The World Tourism Organization said that the number of international tourist trips could dwindle by 60% to 80% in 2020. The dire prediction is in stark contrast to an earlier rosy assessment made before the eruption of the disease that global tourism is poised to grow by 3% to 4% this year.
It would have consequences for the world economy because the tourism industry has about a 10% share in the world's GDP and jobs market. It accounted for 330 million direct and indirect jobs worldwide in 2019.
Traveling, whether for fun or business, involves a whole range of sectors, from the small tour operators to big airlines, hotels and restaurants, cruise operators, local guides, and gift shops. As tourism dropped, all these segments came under the long shadow of the virus.
The International Labor Organization estimate shows that the pandemic related measures by countries could cause nearly 305 million job losses globally in tourism while the international tourism economy could contract between 45% to 70%.
According to an article published by the UN Economic and Social Commission for Asia and Pacific (ESCAP), the impact of COVID-19 is being felt throughout the entire tourism ecosystem, and it will take time before reopening and rebuilding of destinations.
The World Health Organization has recently warned of a second wave of COVID-19. Given such circumstances, the revival of the tourism industry will be slow. Some experts say that things will start moving in a positive direction by the end of July. But even if it happened, global tourism could fall by 58%. It is the best-case scenario.
Last year, the industry rose by 4% or $1.5 billion in additional turnover. In the changed situation, industry-related losses will be in the range of $910 billion to $1.2 trillion. The impact on nations that are dependent on tourism will be even worse.
"The collapse of tourism resulting from the COVID-19 pandemic will have a profound impact on the Asia-Pacific small island developing States because of their high reliance on tourism rents. The pandemic will disproportionally influence the lives and well-being of the poorest and the most vulnerable, including workers in the informal sector," according to the article by UN-ESCAP.

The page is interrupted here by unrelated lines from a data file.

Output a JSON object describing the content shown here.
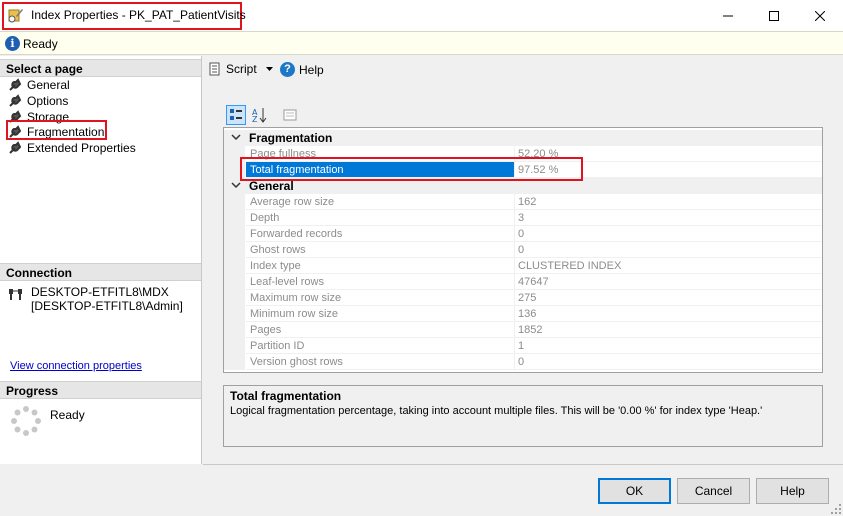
{
  "window": {
    "title": "Index Properties - PK_PAT_PatientVisits",
    "minimize_icon": "minimize-icon",
    "maximize_icon": "maximize-icon",
    "close_icon": "close-icon"
  },
  "status": {
    "text": "Ready",
    "icon": "info-icon"
  },
  "left": {
    "select_page_header": "Select a page",
    "pages": [
      {
        "label": "General",
        "icon": "wrench-icon"
      },
      {
        "label": "Options",
        "icon": "wrench-icon"
      },
      {
        "label": "Storage",
        "icon": "wrench-icon"
      },
      {
        "label": "Fragmentation",
        "icon": "wrench-icon"
      },
      {
        "label": "Extended Properties",
        "icon": "wrench-icon"
      }
    ],
    "connection_header": "Connection",
    "connection_server": "DESKTOP-ETFITL8\\MDX",
    "connection_user": "[DESKTOP-ETFITL8\\Admin]",
    "view_connection_link": "View connection properties",
    "progress_header": "Progress",
    "progress_status": "Ready"
  },
  "toolbar": {
    "script_label": "Script",
    "help_label": "Help"
  },
  "grid": {
    "categories": [
      {
        "label": "Fragmentation",
        "rows": [
          {
            "name": "Page fullness",
            "value": "52.20 %"
          },
          {
            "name": "Total fragmentation",
            "value": "97.52 %",
            "selected": true
          }
        ]
      },
      {
        "label": "General",
        "rows": [
          {
            "name": "Average row size",
            "value": "162"
          },
          {
            "name": "Depth",
            "value": "3"
          },
          {
            "name": "Forwarded records",
            "value": "0"
          },
          {
            "name": "Ghost rows",
            "value": "0"
          },
          {
            "name": "Index type",
            "value": "CLUSTERED INDEX"
          },
          {
            "name": "Leaf-level rows",
            "value": "47647"
          },
          {
            "name": "Maximum row size",
            "value": "275"
          },
          {
            "name": "Minimum row size",
            "value": "136"
          },
          {
            "name": "Pages",
            "value": "1852"
          },
          {
            "name": "Partition ID",
            "value": "1"
          },
          {
            "name": "Version ghost rows",
            "value": "0"
          }
        ]
      }
    ]
  },
  "description": {
    "title": "Total fragmentation",
    "text": "Logical fragmentation percentage, taking into account multiple files.  This will be '0.00 %' for index type 'Heap.'"
  },
  "buttons": {
    "ok": "OK",
    "cancel": "Cancel",
    "help": "Help"
  },
  "colors": {
    "selection": "#0078d7",
    "highlight_box": "#e0141e",
    "link": "#0000cc"
  }
}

But even the murkiest situations are not without hope. And so should be the case of the post-pandemic tourism industry. As hundreds of millions of people have been forced to live under lockdown, the urge to move out and travel will be the strongest once the restrictions are lifted. The rush will create competition, and various companies might also offer more friendly travel packages.
Smart nations will use the opportunity and plan to attract more visitors once things get better. So, it is time to prepare for the future and capitalize on the new demand.
According to a recent study – OECD Policy Responses to Coronavirus – countries are developing recovery mechanisms to support the tourism industry. "These include considerations on lifting travel restrictions, restoring traveler confidence and rethinking the tourism sector for the future."
The study recommends a comprehensive tourism recovery package that includes stimulating demand with new safe and clean labels for the sector and information apps for visitors and domestic tourism promotion campaigns.
It means that tourism can rebound, but it needs a sustained and well-targeted policy. Since it is easier to convince domestic tourists to start visiting places of their choice, countries should first revive the local industry before attracting foreign tourists.